Tip: Use progressive verbs, those that end in ‘-ing’. ‘She pounced, screaming, flailing, pounding at him with bloodied fists.’ Used liberally these give the sense of action happening right now, rather than in the past.

Activity: Look at the action scene you wrote for the last activity, or a scene from your book. What kind of sentences have you used? Are they long, fully formed, descriptive? If so, try chopping them down. Replace commas with periods. Try taking out words, pruning anything that isn’t needed, pare some right down to the bone. Think about the rhythm of the scene, of your character’s breathing and pulse, and take out or change anything that doesn’t match that rhythm. Try writing the next few lines from the scene in a way that imitates physiology.

 

3. Sentence Structure

It’s also worth taking a quick look at how you structure your sentences, because this can affect the pace of your action scenes. Anything you do that draws a reader’s attention to form rather than content slows the pace of the piece.

Beginnings: Look at the way you start each sentence. Do you usually begin with ‘I’ or ‘He/She’? ‘I walked to the door and turned the handle. I didn’t know what would be inside and I didn’t know if I wanted to find out. I pushed it open. I heard the screams before I saw what lay inside, etc.’ Starting every sentence in the same way is repetitive, and repetition slows down the pace of a piece of writing because a reader feels like they are settling into a pattern, they are conscious of the sound of the writing when they shouldn’t really be aware of the writing at all. Mix it up: ‘The door stood before me. I reached out, the metal handle warm to the touch. It turned easily, like it wanted me to open it, and when the screams slid out from inside I knew why.’ This feels more flowing, you’re less conscious of the structure of the sentence and therefore more immersed in the world of the story.

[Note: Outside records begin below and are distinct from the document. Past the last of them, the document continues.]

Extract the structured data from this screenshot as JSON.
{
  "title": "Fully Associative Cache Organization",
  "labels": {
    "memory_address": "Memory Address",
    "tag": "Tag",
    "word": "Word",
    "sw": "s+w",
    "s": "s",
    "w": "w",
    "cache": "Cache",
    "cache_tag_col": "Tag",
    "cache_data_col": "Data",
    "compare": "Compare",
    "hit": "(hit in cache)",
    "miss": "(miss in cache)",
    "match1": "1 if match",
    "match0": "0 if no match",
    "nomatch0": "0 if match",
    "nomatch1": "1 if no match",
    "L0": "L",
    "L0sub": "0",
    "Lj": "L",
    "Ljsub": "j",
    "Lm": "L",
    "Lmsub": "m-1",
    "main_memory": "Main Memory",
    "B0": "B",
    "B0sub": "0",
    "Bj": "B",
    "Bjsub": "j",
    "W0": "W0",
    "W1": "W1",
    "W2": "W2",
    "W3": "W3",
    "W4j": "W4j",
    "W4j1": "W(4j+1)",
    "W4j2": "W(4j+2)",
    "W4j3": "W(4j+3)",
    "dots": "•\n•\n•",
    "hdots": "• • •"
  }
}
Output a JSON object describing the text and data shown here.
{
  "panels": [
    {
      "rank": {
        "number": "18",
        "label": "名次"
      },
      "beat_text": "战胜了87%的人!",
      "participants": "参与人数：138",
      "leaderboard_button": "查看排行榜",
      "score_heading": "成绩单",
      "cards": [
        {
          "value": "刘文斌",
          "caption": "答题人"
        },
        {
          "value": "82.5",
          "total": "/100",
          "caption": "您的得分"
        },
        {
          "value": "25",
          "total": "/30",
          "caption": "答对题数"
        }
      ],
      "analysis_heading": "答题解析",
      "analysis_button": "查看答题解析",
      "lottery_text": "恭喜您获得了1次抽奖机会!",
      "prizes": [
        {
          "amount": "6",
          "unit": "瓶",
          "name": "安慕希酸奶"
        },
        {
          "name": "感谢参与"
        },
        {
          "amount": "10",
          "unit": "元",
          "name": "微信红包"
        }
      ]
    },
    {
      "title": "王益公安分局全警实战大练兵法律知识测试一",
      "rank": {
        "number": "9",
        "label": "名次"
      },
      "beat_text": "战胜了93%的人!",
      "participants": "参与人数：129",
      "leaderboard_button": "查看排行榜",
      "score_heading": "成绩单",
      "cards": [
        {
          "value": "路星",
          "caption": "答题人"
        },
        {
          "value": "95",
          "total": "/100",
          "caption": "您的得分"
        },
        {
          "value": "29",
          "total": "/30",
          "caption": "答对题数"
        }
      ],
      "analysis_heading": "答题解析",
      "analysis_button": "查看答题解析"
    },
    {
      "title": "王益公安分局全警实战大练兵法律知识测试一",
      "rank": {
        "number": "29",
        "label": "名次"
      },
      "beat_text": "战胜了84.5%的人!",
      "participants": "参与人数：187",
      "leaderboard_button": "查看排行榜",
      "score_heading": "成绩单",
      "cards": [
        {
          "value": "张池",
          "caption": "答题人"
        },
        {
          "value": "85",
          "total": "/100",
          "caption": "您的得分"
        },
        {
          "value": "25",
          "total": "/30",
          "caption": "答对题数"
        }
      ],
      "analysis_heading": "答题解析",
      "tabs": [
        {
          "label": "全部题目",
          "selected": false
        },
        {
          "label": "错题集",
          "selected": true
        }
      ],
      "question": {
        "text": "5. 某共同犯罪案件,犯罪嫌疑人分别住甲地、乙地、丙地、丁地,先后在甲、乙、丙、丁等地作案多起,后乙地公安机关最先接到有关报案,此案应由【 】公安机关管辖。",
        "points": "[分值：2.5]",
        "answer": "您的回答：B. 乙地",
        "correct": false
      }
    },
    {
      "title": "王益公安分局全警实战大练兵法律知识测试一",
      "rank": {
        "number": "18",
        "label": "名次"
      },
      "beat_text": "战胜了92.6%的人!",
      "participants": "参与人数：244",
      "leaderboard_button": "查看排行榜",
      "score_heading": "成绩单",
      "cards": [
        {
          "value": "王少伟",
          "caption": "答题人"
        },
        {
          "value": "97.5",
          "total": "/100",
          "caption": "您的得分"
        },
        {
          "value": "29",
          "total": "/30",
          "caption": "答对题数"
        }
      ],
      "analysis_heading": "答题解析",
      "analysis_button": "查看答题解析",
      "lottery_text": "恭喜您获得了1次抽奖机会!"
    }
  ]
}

Repetition: Likewise, look for any writing ‘tics’ that you might have, things that you do over and over again that may pull a reader out of the story by making them focus on the structure of the writing. I have plenty of bad habits, including writing in threes (‘cold and dark and ancient’). If you use these too often they slow down the pace of the writing by drawing attention to it. I’m not saying don’t use them, just don’t overuse them!

Active vs Passive: Keep your sentences active, rather than passive, because active sentences have more movement in them. ‘The door was smashed open by the man outside’ sounds better as ‘the man outside smashed open the door’.

Activity: Look at your action scene and underline sentences that begin the same way, or any writing tics that you may have. Try mixing up the structure of your sentences to see how it changes the pace of the scene.